Shackleton's ship, Endurance, got locked in the ice of the Weddell Sea and eventually broke apart and sank. Shackleton led his 28 men on an 18-month frozen odyssey, camping on disintegrating ice floes, living on blubber and cold penguin legs while killer whales eyed the expedition from below, speculating that men might taste as good as seals.

At last Shackleton led the party to solid ground on Elephant Island. He left 22 to hunker down there, and with a crew of five, set out in a 20-foot open boat across 850 miles of the worst seas in the world. He made it to the remote South Atlantic island of South Georgia, then climbed across a mountain and glacier to fetch help at a whaling station. All of the expedition's men were rescued.

Shackleton was not only a hero; he was a grown-up, a member of what has become an endangered species, especially in politics.

The presidency isn't Gilgamesh, of course, but once upon a time, Americans entertained a subconscious ideal of a president with a Shackleton dimension. We somehow expected a hero and grown-up, even if we almost never got one, and even if a hero — Douglas MacArthur, say — wouldn't always have been such a good idea.

But after seven years of Bill Clinton (who is, to give him credit, a genius of personal survival even by Shackleton standards), the inchoate Grown-up Factor has taken shape in the electoral mind.

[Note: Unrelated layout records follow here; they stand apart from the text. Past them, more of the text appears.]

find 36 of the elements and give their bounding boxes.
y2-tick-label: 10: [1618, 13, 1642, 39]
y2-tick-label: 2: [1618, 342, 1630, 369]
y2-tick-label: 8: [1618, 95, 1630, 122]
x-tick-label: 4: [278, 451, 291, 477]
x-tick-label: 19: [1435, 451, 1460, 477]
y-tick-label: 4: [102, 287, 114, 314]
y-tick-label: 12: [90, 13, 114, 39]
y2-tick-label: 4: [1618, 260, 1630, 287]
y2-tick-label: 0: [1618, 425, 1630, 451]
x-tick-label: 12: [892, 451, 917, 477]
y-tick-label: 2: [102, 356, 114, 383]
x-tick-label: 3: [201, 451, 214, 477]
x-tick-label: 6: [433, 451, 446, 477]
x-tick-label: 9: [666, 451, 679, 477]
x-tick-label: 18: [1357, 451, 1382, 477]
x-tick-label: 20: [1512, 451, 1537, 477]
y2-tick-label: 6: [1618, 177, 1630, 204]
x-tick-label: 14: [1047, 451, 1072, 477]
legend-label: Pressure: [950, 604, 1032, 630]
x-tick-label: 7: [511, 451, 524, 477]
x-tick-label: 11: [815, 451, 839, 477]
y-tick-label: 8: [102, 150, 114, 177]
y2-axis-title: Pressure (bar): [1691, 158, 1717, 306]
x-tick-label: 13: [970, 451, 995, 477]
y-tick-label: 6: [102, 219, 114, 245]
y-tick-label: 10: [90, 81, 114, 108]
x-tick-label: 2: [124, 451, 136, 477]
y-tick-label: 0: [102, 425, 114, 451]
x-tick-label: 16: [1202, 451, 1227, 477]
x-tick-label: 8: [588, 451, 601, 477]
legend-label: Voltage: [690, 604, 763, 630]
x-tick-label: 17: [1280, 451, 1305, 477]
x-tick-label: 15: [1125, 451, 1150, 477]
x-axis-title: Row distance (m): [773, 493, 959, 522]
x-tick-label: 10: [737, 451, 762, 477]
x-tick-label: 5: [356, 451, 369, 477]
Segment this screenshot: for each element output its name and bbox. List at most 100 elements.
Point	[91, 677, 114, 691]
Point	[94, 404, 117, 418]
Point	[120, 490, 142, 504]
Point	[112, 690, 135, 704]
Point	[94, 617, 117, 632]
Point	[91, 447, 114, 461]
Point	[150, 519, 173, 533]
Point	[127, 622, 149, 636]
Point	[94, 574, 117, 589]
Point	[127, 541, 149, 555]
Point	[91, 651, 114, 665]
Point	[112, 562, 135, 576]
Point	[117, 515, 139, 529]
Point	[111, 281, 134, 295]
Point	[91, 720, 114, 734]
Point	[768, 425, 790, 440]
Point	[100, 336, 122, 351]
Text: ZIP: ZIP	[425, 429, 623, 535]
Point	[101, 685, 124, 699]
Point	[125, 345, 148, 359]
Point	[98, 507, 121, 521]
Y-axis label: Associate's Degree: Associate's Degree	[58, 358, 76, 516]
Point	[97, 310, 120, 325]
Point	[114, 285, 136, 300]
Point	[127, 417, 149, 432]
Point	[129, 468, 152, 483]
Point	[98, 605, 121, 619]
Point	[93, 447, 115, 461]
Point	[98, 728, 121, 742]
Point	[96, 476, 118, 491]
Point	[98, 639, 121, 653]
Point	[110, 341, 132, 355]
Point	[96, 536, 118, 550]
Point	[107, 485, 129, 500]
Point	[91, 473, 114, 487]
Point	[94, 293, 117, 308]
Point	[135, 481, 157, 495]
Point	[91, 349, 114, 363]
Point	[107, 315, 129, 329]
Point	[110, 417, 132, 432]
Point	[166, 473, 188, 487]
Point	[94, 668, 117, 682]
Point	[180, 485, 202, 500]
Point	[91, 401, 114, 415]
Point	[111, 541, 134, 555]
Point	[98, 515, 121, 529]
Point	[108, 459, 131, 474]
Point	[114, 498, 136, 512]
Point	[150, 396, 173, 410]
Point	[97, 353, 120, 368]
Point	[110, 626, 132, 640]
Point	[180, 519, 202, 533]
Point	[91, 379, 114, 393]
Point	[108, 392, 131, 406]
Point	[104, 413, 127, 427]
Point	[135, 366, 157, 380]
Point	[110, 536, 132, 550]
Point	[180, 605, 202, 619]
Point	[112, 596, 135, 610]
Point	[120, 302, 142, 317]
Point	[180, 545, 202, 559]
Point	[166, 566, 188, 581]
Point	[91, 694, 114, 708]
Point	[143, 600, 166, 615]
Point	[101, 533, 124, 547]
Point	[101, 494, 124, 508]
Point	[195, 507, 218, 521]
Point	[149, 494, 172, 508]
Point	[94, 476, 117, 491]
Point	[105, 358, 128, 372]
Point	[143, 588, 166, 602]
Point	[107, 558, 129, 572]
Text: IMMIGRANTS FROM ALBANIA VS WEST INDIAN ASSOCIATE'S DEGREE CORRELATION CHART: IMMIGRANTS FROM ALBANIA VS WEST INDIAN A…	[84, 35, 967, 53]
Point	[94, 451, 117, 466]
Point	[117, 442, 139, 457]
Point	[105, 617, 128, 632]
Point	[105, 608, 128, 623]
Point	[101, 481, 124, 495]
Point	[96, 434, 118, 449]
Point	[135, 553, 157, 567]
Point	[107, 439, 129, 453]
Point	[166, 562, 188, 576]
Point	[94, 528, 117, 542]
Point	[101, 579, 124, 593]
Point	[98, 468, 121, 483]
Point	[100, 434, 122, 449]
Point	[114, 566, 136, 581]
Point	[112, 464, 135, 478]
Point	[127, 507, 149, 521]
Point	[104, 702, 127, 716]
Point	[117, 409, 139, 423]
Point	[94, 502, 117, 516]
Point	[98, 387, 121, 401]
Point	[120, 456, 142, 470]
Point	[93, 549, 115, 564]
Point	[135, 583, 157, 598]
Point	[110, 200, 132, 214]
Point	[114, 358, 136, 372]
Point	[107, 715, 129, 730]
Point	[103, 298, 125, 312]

There is a hunger — call it an unarticulated disgust — to see a mature adult in the White House next time around.

You see it in the New Hampshire vote for John McCain, who stacks up as an admirable twofer (though he suffers from a tendency to tell stupid, adolescent jokes). At the same time, New Hampshire suggests that the Grown-up Factor has caught up with George W. Bush; I suspect it will go on punishing him, unless he can reverse the deepening perception that he is a little too "lite" for the job. Footage of him and his father in New Hampshire the other day looked like pictures from parents' weekend.

Al Gore, on the other hand, seems to have made progress in overcoming his grown-up deficit. He began his run against Bill Bradley, that Fred MacMurray dad out of the '50s, by giving off disquieting signals from some region of his personality — the sense of a man incompletely evolved, the vibration of a struggling son. But maybe that was only a bout of Humphrey's Disease, the gabby and hyperthyroid fatuousness that afflicts vice presidents trying to break loose.

Does a grown-up make a better president or leader than a needy kid? Not necessarily. Ulysses Grant, an impressively grown-up Civil War general, became a bad president with a corrupt administration. Richard Nixon, a grown-up from the age of five or six, presided over a spectacular train wreck.

We live in an age when inspired brats make great heads of software companies. But Americans would prefer a grown-up in the White House. Even the gaudiest prosperity is mortal, and one of these days, the ice floe may start to break up under our tents.